Angiosperms were probably not very common even towards the end of the Cretaceous. After that point in time, however, they started to diversify rapidly. A switch to a warmer, wetter climate in the Early Tertiary may have triggered this (Eriksson et al., 2000). The loss of megaherbivores, replaced by invertebrates, triggered a switch to "woody" displacement-limited defenses that better resist chewing invertebrates by obstructing crack growth. Since cells were inevitably opened, there would have been a rapid diversification of chemical defenses. As angiosperms began to dominate the land early in the Tertiary, multispecies, multilayered, forest canopies began to appear, becoming most diverse at the end of the Paleocene (Eriksson et al., 2000). Specialized seed dispersal syndromes probably date back to this period. In fact, dispersal by larger vertebrates may produce such clumping that tree species adapt so that seedlings can prosper under the crowns of their parents (Dominy and Duncan, 2005). Howe (1989) has argued that the dispersal activities of vertebrates were essential to the evolution of angiosperm diversity. Dispersal by the latter produced clumped tree species, so much so that seedlings could even prosper under the crowns of their parent trees (Dominy, 2001; Dominy and Duncan, 2005). This Late Paleocene world offered expanded habitats for primate species, which may have expanded their fruit-eating activities, initially stealing fruits from targeted dispersers during the day.
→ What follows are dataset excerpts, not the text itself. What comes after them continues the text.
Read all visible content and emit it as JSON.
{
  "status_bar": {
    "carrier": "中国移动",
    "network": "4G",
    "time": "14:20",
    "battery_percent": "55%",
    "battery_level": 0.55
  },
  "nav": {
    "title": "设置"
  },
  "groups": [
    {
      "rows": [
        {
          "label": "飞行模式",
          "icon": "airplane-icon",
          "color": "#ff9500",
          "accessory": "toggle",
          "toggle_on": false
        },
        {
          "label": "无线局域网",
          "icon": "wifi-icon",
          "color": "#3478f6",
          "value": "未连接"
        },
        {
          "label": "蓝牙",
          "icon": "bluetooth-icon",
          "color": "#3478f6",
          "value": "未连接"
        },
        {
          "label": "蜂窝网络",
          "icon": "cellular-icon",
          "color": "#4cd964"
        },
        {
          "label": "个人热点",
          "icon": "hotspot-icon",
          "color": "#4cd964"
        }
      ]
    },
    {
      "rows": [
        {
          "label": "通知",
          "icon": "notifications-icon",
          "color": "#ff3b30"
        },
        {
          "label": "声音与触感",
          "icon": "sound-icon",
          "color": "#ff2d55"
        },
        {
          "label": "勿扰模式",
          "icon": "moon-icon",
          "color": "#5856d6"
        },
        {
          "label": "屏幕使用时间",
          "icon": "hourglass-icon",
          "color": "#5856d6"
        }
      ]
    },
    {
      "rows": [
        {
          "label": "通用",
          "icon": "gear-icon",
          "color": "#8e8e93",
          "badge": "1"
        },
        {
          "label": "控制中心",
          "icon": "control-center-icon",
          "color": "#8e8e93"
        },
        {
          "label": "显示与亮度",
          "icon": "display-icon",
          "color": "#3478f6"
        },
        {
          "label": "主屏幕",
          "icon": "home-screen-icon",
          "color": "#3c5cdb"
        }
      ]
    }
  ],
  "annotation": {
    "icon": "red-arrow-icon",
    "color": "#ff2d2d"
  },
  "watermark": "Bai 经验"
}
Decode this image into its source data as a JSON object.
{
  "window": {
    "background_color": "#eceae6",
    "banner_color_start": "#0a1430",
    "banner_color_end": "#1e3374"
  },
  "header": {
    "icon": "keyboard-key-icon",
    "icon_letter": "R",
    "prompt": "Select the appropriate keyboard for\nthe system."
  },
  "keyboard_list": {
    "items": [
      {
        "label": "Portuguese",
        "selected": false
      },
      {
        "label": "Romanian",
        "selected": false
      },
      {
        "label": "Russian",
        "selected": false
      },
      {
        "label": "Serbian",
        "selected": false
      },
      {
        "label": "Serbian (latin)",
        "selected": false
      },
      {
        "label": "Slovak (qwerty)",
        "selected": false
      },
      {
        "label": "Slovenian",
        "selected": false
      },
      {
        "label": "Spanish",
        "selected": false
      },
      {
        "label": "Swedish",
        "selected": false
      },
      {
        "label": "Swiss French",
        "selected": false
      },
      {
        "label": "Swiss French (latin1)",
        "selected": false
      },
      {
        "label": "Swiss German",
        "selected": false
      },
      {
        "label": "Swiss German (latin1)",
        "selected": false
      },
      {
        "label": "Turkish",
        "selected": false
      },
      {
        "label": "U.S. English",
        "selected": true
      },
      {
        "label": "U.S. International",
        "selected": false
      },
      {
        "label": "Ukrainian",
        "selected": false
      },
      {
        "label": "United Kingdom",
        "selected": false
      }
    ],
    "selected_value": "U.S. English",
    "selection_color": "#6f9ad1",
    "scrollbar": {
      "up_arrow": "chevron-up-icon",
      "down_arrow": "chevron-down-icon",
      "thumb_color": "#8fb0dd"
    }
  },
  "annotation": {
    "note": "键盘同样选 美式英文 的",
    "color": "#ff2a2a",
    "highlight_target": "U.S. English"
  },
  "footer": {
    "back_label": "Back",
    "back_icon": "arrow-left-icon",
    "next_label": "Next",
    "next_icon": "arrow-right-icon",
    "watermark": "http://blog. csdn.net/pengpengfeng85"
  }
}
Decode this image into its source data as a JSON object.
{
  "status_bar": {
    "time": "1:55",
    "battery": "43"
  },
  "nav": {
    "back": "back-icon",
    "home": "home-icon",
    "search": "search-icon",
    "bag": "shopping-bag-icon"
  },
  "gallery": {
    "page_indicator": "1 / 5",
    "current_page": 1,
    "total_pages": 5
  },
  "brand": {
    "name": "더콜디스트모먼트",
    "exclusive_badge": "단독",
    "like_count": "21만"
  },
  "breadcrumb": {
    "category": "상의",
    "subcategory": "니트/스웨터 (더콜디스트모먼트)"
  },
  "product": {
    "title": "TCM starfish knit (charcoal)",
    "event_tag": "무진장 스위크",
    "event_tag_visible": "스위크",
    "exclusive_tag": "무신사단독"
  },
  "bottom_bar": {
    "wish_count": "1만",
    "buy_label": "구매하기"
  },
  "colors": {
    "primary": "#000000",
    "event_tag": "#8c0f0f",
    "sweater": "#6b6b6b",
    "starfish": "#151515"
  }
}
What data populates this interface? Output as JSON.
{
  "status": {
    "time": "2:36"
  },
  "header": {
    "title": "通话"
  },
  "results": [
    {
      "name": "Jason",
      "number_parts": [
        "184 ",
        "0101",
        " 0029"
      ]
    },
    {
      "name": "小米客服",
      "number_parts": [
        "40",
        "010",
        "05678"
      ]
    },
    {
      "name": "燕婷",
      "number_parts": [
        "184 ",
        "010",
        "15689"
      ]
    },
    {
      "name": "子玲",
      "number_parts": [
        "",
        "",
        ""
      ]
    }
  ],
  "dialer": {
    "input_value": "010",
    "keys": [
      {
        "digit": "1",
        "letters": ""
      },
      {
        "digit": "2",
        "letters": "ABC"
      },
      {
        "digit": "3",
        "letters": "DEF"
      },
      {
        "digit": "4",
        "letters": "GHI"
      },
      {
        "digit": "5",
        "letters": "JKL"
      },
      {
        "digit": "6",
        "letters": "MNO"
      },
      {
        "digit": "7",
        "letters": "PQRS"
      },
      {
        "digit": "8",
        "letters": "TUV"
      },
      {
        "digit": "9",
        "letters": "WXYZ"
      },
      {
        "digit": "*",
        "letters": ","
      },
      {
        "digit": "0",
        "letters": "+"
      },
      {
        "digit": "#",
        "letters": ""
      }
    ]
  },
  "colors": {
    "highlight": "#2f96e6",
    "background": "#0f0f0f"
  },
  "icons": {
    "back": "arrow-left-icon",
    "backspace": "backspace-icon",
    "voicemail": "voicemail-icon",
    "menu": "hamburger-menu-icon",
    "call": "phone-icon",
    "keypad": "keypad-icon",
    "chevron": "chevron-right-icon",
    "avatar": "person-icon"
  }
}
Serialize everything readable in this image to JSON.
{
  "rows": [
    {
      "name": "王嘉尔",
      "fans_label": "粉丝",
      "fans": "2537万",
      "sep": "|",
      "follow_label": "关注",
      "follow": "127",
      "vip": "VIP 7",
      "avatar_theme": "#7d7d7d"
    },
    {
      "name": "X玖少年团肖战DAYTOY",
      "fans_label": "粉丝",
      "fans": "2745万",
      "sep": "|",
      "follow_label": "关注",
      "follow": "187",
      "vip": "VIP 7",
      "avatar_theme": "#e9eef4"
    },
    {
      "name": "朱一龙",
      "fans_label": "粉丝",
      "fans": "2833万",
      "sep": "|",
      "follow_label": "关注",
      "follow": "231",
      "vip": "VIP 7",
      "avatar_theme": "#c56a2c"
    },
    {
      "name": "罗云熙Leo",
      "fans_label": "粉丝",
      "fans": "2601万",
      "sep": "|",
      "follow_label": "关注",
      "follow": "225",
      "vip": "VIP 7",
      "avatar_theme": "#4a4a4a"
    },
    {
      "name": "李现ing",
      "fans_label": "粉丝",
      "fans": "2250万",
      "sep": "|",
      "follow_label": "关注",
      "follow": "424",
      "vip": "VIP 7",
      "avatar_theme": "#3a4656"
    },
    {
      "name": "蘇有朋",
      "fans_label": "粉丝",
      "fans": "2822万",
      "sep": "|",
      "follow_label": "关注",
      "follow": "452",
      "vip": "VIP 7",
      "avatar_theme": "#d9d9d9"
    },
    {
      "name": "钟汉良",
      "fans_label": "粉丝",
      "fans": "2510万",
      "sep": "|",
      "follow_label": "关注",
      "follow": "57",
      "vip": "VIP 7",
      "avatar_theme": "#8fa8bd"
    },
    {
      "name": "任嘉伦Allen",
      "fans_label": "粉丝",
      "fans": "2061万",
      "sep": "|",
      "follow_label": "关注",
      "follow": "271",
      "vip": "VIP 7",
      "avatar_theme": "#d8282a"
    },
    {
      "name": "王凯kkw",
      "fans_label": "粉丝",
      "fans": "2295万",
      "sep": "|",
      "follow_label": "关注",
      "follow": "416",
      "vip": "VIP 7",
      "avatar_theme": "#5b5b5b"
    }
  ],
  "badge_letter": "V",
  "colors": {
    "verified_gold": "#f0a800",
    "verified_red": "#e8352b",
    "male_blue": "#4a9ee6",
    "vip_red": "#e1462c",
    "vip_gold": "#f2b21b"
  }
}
Since larger vertebrates tend to eat larger fruits with larger seeds (Howe, 1989), the heavier anthropoid primates that evolved through the Later Eocene and Oligocene were probably feeding on highly clumped resources. This may have put pressure on these primates to aggregate into social groups, simply because their target plant species were themselves patchily distributed. This tendency may have favored opsin polymorphism in anthropoids (and, at some as yet undetermined point, in some larger prosimi-ans) with trichromatic females being favored as group members for identifying fruit patches, as has been suggested by Mollon (1989).
We believe that routine trichromacy in catarrhines probably only dates back to the start of the Miocene and considerably later in the ancestral howler monkey. Dominy and Lucas (2001) and Lucas et al. (2003a) have argued that these independent gene duplications are likely to have been associated with the need for primates to rely on leaves as a fallback food when fruits were unavailable.